On Sept. 19, retired U.S. Air Force General and now former President of Texas A&M, Mark A. Welsh III, stepped down in the wake of a gender identity controversy in a classroom at that school, as reported by AP News and CBS, among other sources. The controversy related to the filming of an interaction between an unnamed student and her professor, Dr. Melissa McCoul, in which the student protested discussing gender identity, claiming it was in opposition to President Trump’s executive orders pertaining to gender identity and higher education.
Dr. McCoul has since lost her position at Texas A&M, along with many of her superiors.
In California, UC Berkeley, long heralded as the center of the free speech movement in the United States, and as a bastion of protest movements in general, capitulated to President Trump’s administration by providing them with the names of 160 students and faculty suspected of alleged antisemitism, in the context of protests against Israel’s war in Gaza, as per Politico.
More recently, the American Association of University Professors (AAUP) released a study showing a distinctly chilled atmosphere among university faculty in the South, an area of traditionally red states.
In the AAUP study, widely disseminated by The Guardian but publicly available, which included responses from nearly 4,000 professors in the American South, faculty described a “widespread climate of fear and anxiety and by effect, an ongoing desire by some faculty to apply for jobs outside their current state, exacerbating ‘brain drain’ across the region.”
These separate incidents are not unrelated.
The AAUP study revealed that those professors seeking new employment opportunities, who accounted for 25 percent of respondents, listed blue states and swing states among those in which they applied for new positions. None of the top seven states listed were solidly red states, and only one, North Carolina, was in the South.
It is clear, then, that skilled educators no longer want to work in schools where policies approved by President Trump’s administration are the rule of the day. Some are being forced out by the efforts of students involved in conservative activism, while others are being investigated for their political leanings. This trend, the study suggests, is likely to continue and worsen.
That brings us back to Fairfield University.
While Fairfield University exists within the cultural regions of New York City and New England, which are far from conservative places, it exists as something of an island. According to The Princeton Review, which updates its lists on a yearly basis, most recently in August, Fairfield University is the 13th least friendly school for LGBTQ students in the United States. In such an environment, it would not be unimaginable for something like what happened at Texas A&M to happen here. With the recent addition of a Turning Point USA (TPUSA) chapter here at Fairfield, it may very well be the future in store for us.
TPUSA, co-founded by Charlie Kirk in 2012, launched their so-called Professor Watchlist in 2016, which lists academic staff the organization believes hold anti-American and leftist views. Currently, no professors at Fairfield University are on the list, though four remain from Texas A&M and 15 at UC Berkeley.

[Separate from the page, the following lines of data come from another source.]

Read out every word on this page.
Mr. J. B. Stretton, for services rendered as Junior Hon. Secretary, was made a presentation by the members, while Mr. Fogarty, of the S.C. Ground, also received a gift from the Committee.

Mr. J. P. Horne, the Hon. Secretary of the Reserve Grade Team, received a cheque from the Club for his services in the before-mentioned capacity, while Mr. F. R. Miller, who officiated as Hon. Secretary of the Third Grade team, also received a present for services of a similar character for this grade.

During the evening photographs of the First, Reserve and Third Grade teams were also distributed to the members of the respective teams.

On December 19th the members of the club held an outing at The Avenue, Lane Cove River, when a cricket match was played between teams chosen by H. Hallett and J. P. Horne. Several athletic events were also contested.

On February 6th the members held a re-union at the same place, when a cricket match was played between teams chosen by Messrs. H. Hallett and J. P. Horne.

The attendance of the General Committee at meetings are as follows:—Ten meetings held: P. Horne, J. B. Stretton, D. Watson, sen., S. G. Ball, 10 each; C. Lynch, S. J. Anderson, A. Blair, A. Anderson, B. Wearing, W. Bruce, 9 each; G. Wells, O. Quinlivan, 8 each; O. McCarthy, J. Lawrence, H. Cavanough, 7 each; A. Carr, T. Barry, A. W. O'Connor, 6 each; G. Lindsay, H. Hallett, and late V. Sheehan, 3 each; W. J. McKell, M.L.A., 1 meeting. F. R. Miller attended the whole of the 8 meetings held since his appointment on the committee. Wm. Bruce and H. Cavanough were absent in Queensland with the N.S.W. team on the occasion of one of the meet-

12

While TPUSA at Fairfield University has a constitution that states they are opposed to any sort of discrimination, the organization at large was built upon discrimination against those who hold left-leaning views. Beyond the rhetoric of promoting American ideals and the benefits of limited government, discrimination is practically its mission. While this may not be true of the local chapter, it is broadly true of the larger organization.
The TPUSA chapter at Fairfield University did not respond to a request for comment.
The potential for disaster is hard to ignore. If enough students at Fairfield University became convinced it was their duty to enforce President Trump’s ideas about higher education and gender identity, the school’s administration very well could be forced to capitulate. If it can happen at schools like Texas A&M, it can certainly happen here. The presence of a club whose very goal is conservative activism will no doubt make the problem that much worse.
There is hope, though. Students need to stand with their professors and defend their ability to educate as they should. Students owe Fairfield University’s educators and themselves a good, non-partisan education, free from the harmful effects of the policies of President Trump’s administration. Even better, the administration of Fairfield University owes its students and professors a strong stand against any harmful outside influence. Otherwise, we could end up like those students at Texas A&M and UC Berkeley, who were abandoned by their universities when they needed them most.